In Tablet, Jacob Siegel writes about Joe Rogan, as an alternative media figure and how it plays to the current politics that’s straying away from the left-right paradigm. The essay depicts Rogan as an Aleph, which is Jewish mysticism, presents ‘one of many’. In Siegel’s words, he represents the many platitudes of modern America.
The Australian had a really good profile of Francis Ford Coppola, as he releases another cut of The Godfather Part III, which is much shorter in contrast to Apocalypse Now Redux. One of the things that maligned Part III was Coppola’s decision to cast his daughter Sofia as Mary Corleone. Given that it’s a crucial component, this cut, titled The Godfather Coda, is intended the right the wrongs of Sofia’s performance.

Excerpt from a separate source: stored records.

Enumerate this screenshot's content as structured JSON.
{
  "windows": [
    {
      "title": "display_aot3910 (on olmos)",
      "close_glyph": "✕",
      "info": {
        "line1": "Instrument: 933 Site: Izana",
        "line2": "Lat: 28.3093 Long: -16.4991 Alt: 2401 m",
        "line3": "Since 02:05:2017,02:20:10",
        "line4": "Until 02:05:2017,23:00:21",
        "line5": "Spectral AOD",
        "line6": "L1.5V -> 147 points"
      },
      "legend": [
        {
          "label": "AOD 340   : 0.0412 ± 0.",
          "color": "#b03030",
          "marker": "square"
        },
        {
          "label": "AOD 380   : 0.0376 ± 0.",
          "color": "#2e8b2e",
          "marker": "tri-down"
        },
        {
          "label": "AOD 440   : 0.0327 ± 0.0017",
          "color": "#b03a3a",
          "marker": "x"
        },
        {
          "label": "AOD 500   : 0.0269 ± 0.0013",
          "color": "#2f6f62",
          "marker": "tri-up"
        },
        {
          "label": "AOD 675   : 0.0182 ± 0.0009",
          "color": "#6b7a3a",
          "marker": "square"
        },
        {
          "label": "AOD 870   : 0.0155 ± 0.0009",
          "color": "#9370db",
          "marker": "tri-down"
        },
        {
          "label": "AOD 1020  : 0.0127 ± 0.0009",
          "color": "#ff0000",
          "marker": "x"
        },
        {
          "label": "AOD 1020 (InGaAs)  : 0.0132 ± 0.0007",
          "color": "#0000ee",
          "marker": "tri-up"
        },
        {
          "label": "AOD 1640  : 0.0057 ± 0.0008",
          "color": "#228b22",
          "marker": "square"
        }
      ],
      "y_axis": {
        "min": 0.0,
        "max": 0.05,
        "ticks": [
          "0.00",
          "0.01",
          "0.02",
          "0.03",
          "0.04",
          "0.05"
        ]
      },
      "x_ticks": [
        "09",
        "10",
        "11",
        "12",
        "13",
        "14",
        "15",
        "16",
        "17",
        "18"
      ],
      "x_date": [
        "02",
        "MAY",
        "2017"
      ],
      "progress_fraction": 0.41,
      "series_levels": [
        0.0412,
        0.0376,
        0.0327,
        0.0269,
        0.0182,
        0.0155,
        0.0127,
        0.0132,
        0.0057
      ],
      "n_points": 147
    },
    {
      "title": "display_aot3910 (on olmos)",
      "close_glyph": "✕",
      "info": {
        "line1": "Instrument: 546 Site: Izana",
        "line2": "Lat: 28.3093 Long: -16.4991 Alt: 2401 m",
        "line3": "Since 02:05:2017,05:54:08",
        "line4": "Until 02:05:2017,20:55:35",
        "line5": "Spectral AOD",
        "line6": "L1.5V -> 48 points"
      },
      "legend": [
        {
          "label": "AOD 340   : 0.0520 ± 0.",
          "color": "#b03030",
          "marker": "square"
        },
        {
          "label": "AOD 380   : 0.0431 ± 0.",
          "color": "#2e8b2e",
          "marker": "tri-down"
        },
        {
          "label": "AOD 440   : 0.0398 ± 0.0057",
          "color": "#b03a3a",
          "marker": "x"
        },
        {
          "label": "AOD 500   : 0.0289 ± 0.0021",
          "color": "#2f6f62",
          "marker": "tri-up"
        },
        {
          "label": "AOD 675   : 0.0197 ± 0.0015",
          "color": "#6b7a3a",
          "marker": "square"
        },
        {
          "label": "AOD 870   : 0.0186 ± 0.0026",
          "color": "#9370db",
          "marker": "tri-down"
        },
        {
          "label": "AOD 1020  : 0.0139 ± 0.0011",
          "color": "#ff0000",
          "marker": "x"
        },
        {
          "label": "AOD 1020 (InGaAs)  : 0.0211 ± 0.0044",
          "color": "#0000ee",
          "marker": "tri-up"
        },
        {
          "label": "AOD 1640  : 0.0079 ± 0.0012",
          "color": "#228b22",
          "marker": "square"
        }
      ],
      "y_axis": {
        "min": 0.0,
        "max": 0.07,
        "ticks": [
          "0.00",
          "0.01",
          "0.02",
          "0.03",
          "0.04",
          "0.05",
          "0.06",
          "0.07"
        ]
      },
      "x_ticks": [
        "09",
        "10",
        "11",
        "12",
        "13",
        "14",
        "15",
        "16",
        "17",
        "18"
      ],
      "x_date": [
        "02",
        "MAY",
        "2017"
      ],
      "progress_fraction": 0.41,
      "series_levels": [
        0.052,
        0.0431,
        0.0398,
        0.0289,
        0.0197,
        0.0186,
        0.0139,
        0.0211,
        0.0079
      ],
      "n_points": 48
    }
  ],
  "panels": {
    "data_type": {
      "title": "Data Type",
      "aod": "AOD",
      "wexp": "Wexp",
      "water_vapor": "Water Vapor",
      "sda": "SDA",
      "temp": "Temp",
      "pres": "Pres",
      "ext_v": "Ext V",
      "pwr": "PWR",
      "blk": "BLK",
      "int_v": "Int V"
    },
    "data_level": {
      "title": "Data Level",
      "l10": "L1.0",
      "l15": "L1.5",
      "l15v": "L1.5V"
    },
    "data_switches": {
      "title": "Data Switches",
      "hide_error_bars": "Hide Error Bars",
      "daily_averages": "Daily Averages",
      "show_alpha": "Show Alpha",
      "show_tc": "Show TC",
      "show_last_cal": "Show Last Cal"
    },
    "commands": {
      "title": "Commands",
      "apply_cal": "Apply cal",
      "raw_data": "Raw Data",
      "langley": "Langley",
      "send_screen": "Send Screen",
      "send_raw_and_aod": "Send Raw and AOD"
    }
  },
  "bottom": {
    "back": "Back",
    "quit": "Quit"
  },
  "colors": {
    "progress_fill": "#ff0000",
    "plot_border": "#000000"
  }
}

In the print edition of National Review, Peter Tonguette has a retrospective of James Bond, the cinematic and literary figure. I caught up and watched all of the 007 movies, and what he observes is a very astute one:
Despite so many features that might render the character objectionable to cancel-culture types, however, Bond’s winning ways with moviegoers remain one of the surest things in Hollywood: The most recent films in the series — Skyfall (2012) and Spectre (2015), both starring Daniel Craig as Bond — were gigantic commercial successes, and part of the reason that United Artists has continually kicked down the release date of the latest, pandemic-delayed installment, No Time to Die, also starring Craig, is surely that the studio is confident in its blockbuster status when audiences can actually march into theaters again in large numbers. Why waste a likely megahit on unenthusiastic, mask-wearing audiences who can only partly fill capacity-restricted theaters? (The film, once promised for the spring of 2020, is currently set to open on April 2, 2021.)